Okay, I got that wrong. I actually generated images instead of videos. Totally messed up. Didn't click the right thing down here in the bottom right. I had image generation instead of video generation.
Assembling AI-Generated Avatar Scenes into a Hype Video
Claire is progressing with creating a hype video for her podcast, using AI-generated avatar scenes. She reviews the quality of the avatar's appearance in different takes, specifically commenting on how her hair was rendered.
The next step involves assembling these individual video segments. Claire plans to stitch all the clips together into a complete hype video, following a recommended form factor provided by the AI tool itself.
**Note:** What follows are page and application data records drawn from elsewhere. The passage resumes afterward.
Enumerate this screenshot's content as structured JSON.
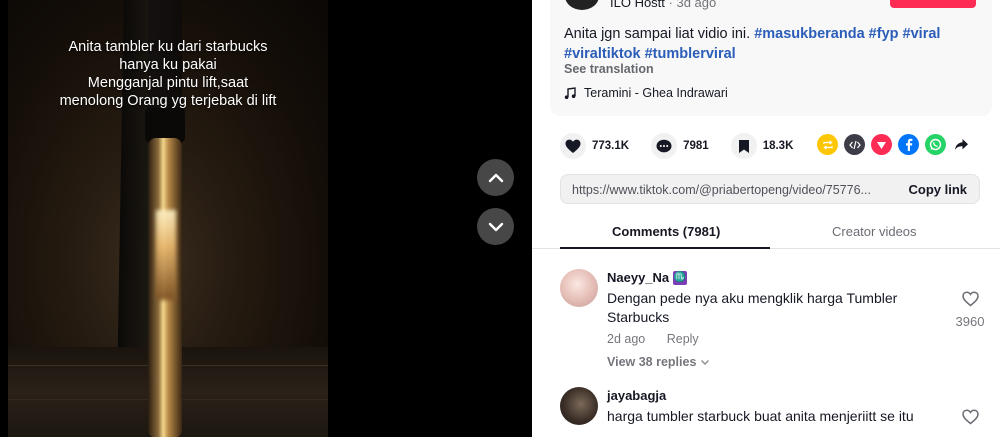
{
  "video": {
    "caption": "Anita tambler ku dari starbucks\nhanya ku pakai\nMengganjal pintu lift,saat\nmenolong Orang yg terjebak di lift"
  },
  "navigation": {
    "up_icon": "chevron-up-icon",
    "down_icon": "chevron-down-icon"
  },
  "author": {
    "name": "ILO Hostt",
    "separator": " · ",
    "time_ago": "3d ago"
  },
  "description": {
    "text": "Anita jgn sampai liat vidio ini. ",
    "hashtags": [
      "#masukberanda",
      "#fyp",
      "#viral",
      "#viraltiktok",
      "#tumblerviral"
    ],
    "see_translation": "See translation",
    "music": "Teramini - Ghea Indrawari"
  },
  "actions": {
    "likes": "773.1K",
    "comments": "7981",
    "saves": "18.3K"
  },
  "share": {
    "icons": [
      "repost-icon",
      "embed-icon",
      "send-icon",
      "facebook-icon",
      "whatsapp-icon",
      "share-arrow-icon"
    ],
    "colors": [
      "#fec704",
      "#161823",
      "#fe2c55",
      "#0075fa",
      "#25d366",
      "#161823"
    ]
  },
  "link": {
    "url": "https://www.tiktok.com/@priabertopeng/video/75776...",
    "copy_label": "Copy link"
  },
  "tabs": {
    "comments": "Comments (7981)",
    "creator": "Creator videos"
  },
  "comments": [
    {
      "username": "Naeyy_Na",
      "badge": "♏",
      "text": "Dengan pede nya aku mengklik harga Tumbler Starbucks",
      "time": "2d ago",
      "reply": "Reply",
      "likes": "3960",
      "view_replies": "View 38 replies"
    },
    {
      "username": "jayabagja",
      "text": "harga tumbler starbuck buat anita menjeriitt se itu"
    }
  ],
  "colors": {
    "accent": "#fe2c55",
    "hashtag": "#2b5db9"
  }
}
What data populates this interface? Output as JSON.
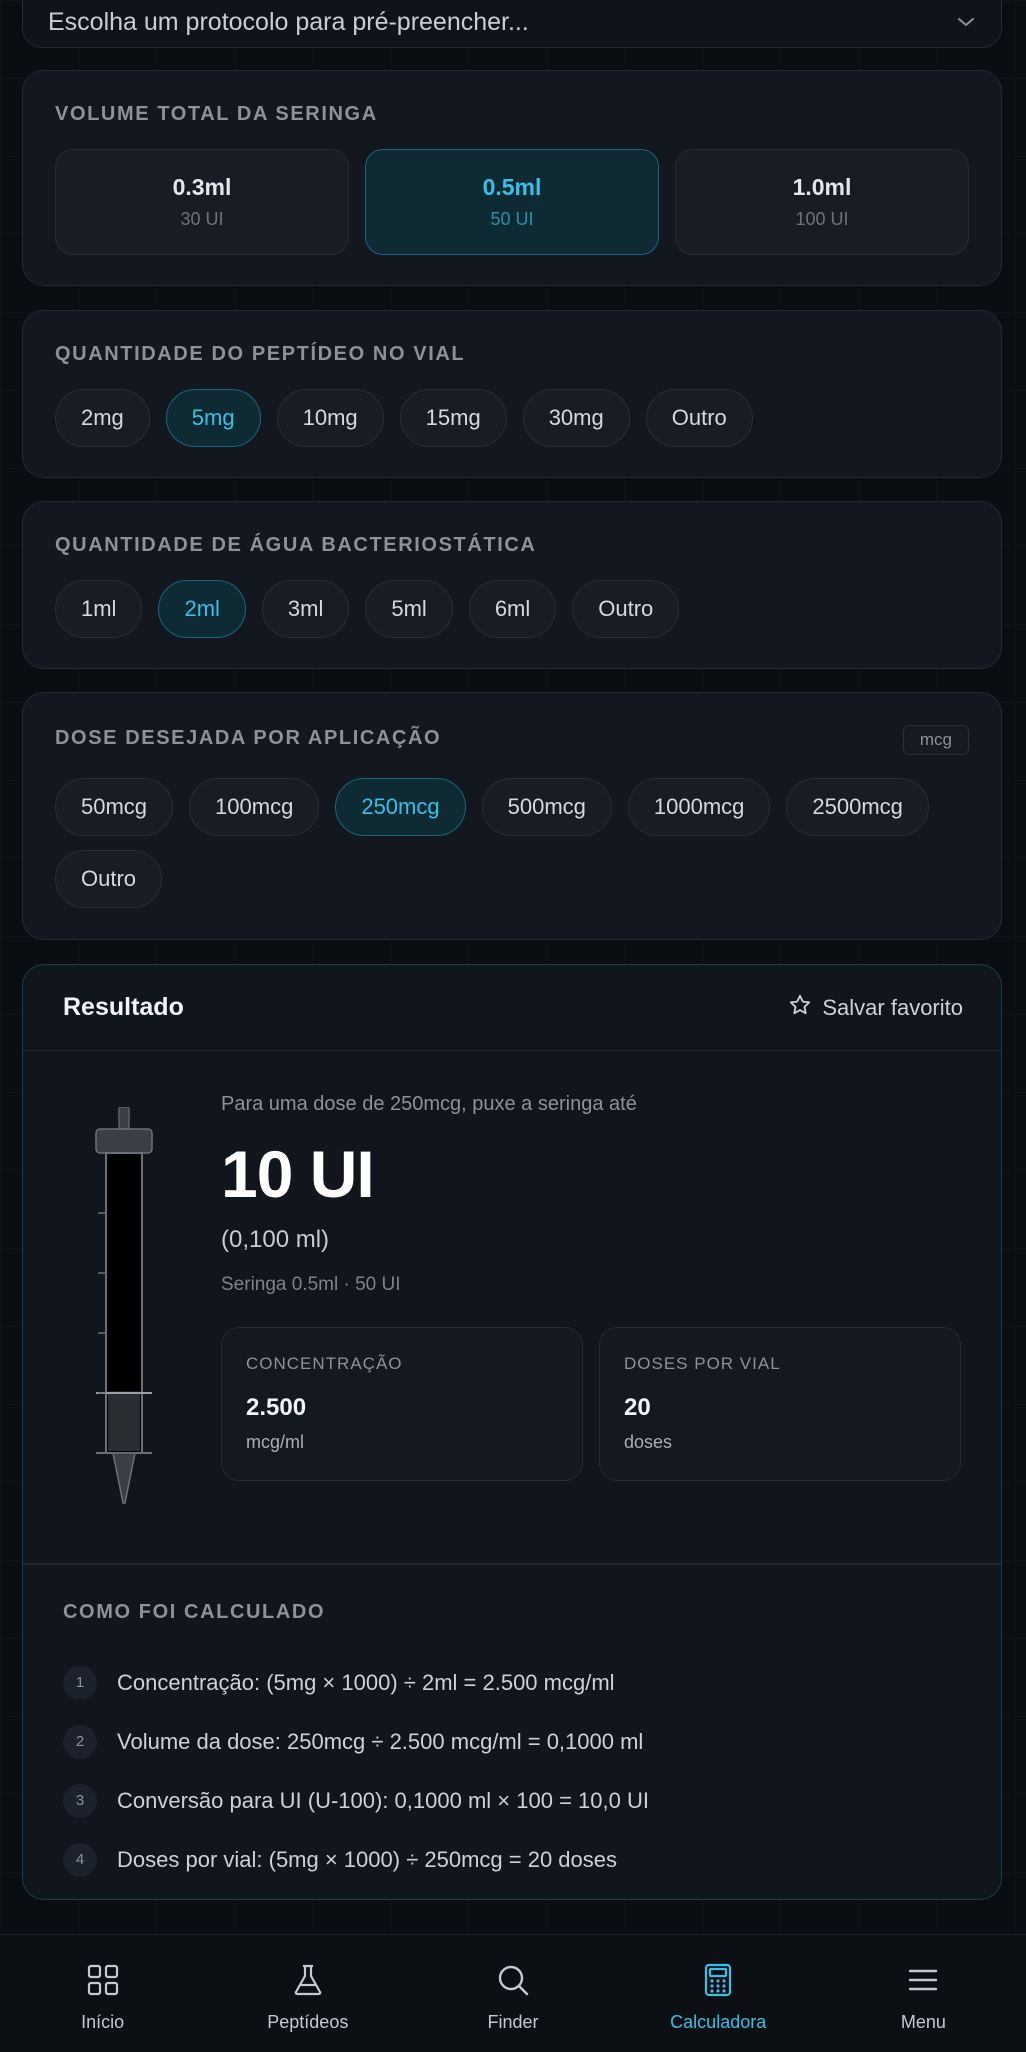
{
  "protocol": {
    "placeholder": "Escolha um protocolo para pré-preencher..."
  },
  "syringe_volume": {
    "title": "VOLUME TOTAL DA SERINGA",
    "options": [
      {
        "main": "0.3ml",
        "sub": "30 UI",
        "selected": false
      },
      {
        "main": "0.5ml",
        "sub": "50 UI",
        "selected": true
      },
      {
        "main": "1.0ml",
        "sub": "100 UI",
        "selected": false
      }
    ]
  },
  "peptide_qty": {
    "title": "QUANTIDADE DO PEPTÍDEO NO VIAL",
    "options": [
      "2mg",
      "5mg",
      "10mg",
      "15mg",
      "30mg",
      "Outro"
    ],
    "selected": "5mg"
  },
  "water_qty": {
    "title": "QUANTIDADE DE ÁGUA BACTERIOSTÁTICA",
    "options": [
      "1ml",
      "2ml",
      "3ml",
      "5ml",
      "6ml",
      "Outro"
    ],
    "selected": "2ml"
  },
  "dose": {
    "title": "DOSE DESEJADA POR APLICAÇÃO",
    "unit": "mcg",
    "options": [
      "50mcg",
      "100mcg",
      "250mcg",
      "500mcg",
      "1000mcg",
      "2500mcg",
      "Outro"
    ],
    "selected": "250mcg"
  },
  "result": {
    "title": "Resultado",
    "save_label": "Salvar favorito",
    "pre_text": "Para uma dose de 250mcg, puxe a seringa até",
    "big_value": "10 UI",
    "ml_value": "(0,100 ml)",
    "syringe_info": "Seringa 0.5ml · 50 UI",
    "fill_fraction": 0.2,
    "stats": [
      {
        "label": "CONCENTRAÇÃO",
        "value": "2.500",
        "unit": "mcg/ml"
      },
      {
        "label": "DOSES POR VIAL",
        "value": "20",
        "unit": "doses"
      }
    ],
    "calc_title": "COMO FOI CALCULADO",
    "steps": [
      {
        "n": "1",
        "text": "Concentração: (5mg × 1000) ÷ 2ml = 2.500 mcg/ml"
      },
      {
        "n": "2",
        "text": "Volume da dose: 250mcg ÷ 2.500 mcg/ml = 0,1000 ml"
      },
      {
        "n": "3",
        "text": "Conversão para UI (U-100): 0,1000 ml × 100 = 10,0 UI"
      },
      {
        "n": "4",
        "text": "Doses por vial: (5mg × 1000) ÷ 250mcg = 20 doses"
      }
    ]
  },
  "nav": {
    "items": [
      {
        "label": "Início",
        "icon": "grid-icon",
        "active": false
      },
      {
        "label": "Peptídeos",
        "icon": "flask-icon",
        "active": false
      },
      {
        "label": "Finder",
        "icon": "search-icon",
        "active": false
      },
      {
        "label": "Calculadora",
        "icon": "calculator-icon",
        "active": true
      },
      {
        "label": "Menu",
        "icon": "menu-icon",
        "active": false
      }
    ]
  },
  "colors": {
    "accent": "#39c0e6",
    "background": "#0a0d11",
    "card": "#131820"
  }
}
She demonstrates the platform's integrated video editor, which features a timeline interface. This allows her to easily combine the various avatar-generated clips directly within the tool, arranging them in the suggested order to form the final promotional video, a process that took her about five minutes.
I'm gonna stitch all these videos together. In the form factor that Gem and I told me I should, that Flo told me I should, we're gonna bring this hype video together.
Claire Assembles and Debuts the 'How I AI' Hype Video
Claire stitched together seven AI-generated avatar scenes using an in-browser editor to create a complete hype video for 'How I AI'. This process, including recording her face as an avatar and generating all the videos, was completed rapidly, taking less than fifteen minutes.
The resulting video opened with a provocative statement about AI replacing humanity, then introduced Claire and the podcast's focus on tools that change how we live and work, inviting listeners to deconstruct the future one prompt at a time. It concluded with a call to subscribe to 'How I AI'.
Claire expressed her obsession with the final product, highlighting that it required zero time and effort on her part. She critically assessed the video, stating that while it wasn't 80% professional quality, it was definitely 50% there, making it incredibly effective given the minimal effort invested. She planned to immediately tweet the video.
What I love, this took zero time and effort, and it is, I wouldn't say it's like eighty percent there, but is it fifty percent there? A hundred percent, yes.
Successes and Uncanny Moments in Avatar Generation
Claire notes that the avatar generation only accurately represents her face about 50% of the time, often creating an "uncanny" version. The avatars exhibit significant character inconsistencies, such as giving her long wavy hair despite her recent haircut and showing backgrounds that shift between different colors, books, and plants.
The AI's portrayal of technology is notably outdated and comical. It depicts Claire holding a large 24-inch iPad while examining a schematic that resembles a church, or coding a robot in Gemini with a heads-up display. These examples highlight how current AI models interpret impressive technology with a sensibility reminiscent of the early 2000s.
Despite these inconsistencies, some individual frames achieve a high degree of facial accuracy, capturing details like sun damage and precise side profiles as Claire turns her head. However, emotional expressions pose a significant challenge; for instance, a laughing scene resulted in a "hundred percent uncanny valley" effect, making her appear "very strange."
Overall, the technology is "ninety percent there," showing significant progress in replicating facial features. Yet, the persistent issues with character consistency, outdated technological representations, and particularly the failure to convincingly convey emotions prevent it from being fully realistic or authentic.
I look very strange, like I'm on some sort of, medication perhaps.